Colourful visual displays of animals are ubiquitous and remarkably diverse in nature, serving as vital communication signals (Osorio and Vorobyev 2008; Caro et al. 2017). Unsurprisingly, measuring colour perception has therefore become a model system for understanding evolutionary processes and testing predictions in behavioural ecology studies (Endler and Mappes 2017). The ability to obtain accurate and comparable colour measurements for assessing the functions of different colours is therefore critical, particularly in light of the rapid development of new technologies now available for colour measurement.

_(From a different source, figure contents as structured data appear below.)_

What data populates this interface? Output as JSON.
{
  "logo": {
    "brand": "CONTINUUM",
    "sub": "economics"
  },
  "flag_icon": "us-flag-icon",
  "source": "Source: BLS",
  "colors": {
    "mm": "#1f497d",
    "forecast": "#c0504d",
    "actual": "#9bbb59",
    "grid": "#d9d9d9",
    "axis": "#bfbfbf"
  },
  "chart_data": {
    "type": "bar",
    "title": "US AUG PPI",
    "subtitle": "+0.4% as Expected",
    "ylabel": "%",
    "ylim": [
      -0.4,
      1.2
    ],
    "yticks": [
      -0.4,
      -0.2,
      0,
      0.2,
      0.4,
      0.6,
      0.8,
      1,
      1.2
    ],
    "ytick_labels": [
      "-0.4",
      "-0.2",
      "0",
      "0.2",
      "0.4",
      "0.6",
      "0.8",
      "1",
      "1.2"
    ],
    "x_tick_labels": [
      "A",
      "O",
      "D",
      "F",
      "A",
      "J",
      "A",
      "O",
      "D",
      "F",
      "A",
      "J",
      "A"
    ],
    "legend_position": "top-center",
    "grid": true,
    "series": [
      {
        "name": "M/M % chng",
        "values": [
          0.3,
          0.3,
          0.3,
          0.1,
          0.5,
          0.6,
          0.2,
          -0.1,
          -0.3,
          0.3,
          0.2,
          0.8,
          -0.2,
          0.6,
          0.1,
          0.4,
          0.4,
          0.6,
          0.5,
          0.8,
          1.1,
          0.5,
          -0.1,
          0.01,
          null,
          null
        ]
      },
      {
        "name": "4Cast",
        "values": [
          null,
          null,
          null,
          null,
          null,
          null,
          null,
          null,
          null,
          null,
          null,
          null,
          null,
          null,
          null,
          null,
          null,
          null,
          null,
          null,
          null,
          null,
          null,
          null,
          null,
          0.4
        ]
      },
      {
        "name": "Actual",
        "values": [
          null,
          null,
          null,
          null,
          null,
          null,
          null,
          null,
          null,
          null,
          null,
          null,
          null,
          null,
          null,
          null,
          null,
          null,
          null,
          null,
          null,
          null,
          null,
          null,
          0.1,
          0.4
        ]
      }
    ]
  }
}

Here, we have compared two commonly used but yet-to-be-compared techniques and measure a wide range of colours from a textile colour chart, since these are ideal for calibration and for standardizing light conditions on variable surfaces when comparing methods (e.g. Potash et al. 2020). We acknowledge that the actual textures and colours of these charts are far more homogeneous than those found in nature, and such natural variations could affect differences in measurements using spectrometers and cameras. Our study offers a logical and whole sequential workflow to better inform such studies of trichromatic vision, since dealing with the biological variation that would otherwise affect how both devices would perform (as well as controlling for ambient conditions) requires that both methods be repeatable and interchangeable within any given range of colours. Our workflow shows that calibrating digital imagery is essential, since this has the potential to provide thousands of colour measurements and could capture the entire range of chromatic gradients (van den Berg et al. 2020). Concurrently, our workflow demonstrates the importance of conducting a series of preliminary experiments under different conditions to estimate the corresponding differences with the relatively stable spectrometry results. Quantifying the limits of agreement between the two methods, e.g. using Bland-Altman analysis, under standardized conditions, can be used as a threshold for future trichromatic studies, such that if the differences of L*a*b* values between the two methods calculated in pre-experiments are located within these limits, they can be considered in good agreement and may be used interchangeably in subsequent experiments under the same conditions prescribed in the preliminary experiments.

Conclusions

Spectrometry and digital photography are both widely used for colour measurement, but spectrometry is generally more portable, precise, has less risk from disturbance, and has a greater spectrum range than photography. Based on our reliability analysis (correlate, ICC, and CCC), we confirm that photography is also highly repetitive under the standardized measurement and conversion procedure. We therefore suggest that digital photography can be used as a suitable alternative method for non-contact and continuous colour measurement technique over a long-time scale, due to its simplicity, versatility, and lower cost. In this study, we also provide a standard procedure for comparing colours between different measuring methods. We recommend researchers conduct pre-experiments to find appropriate conditions that can ensure an acceptable error range (e.g. using the Bland-Altman method) in colour measuring before conducting their primary experiments.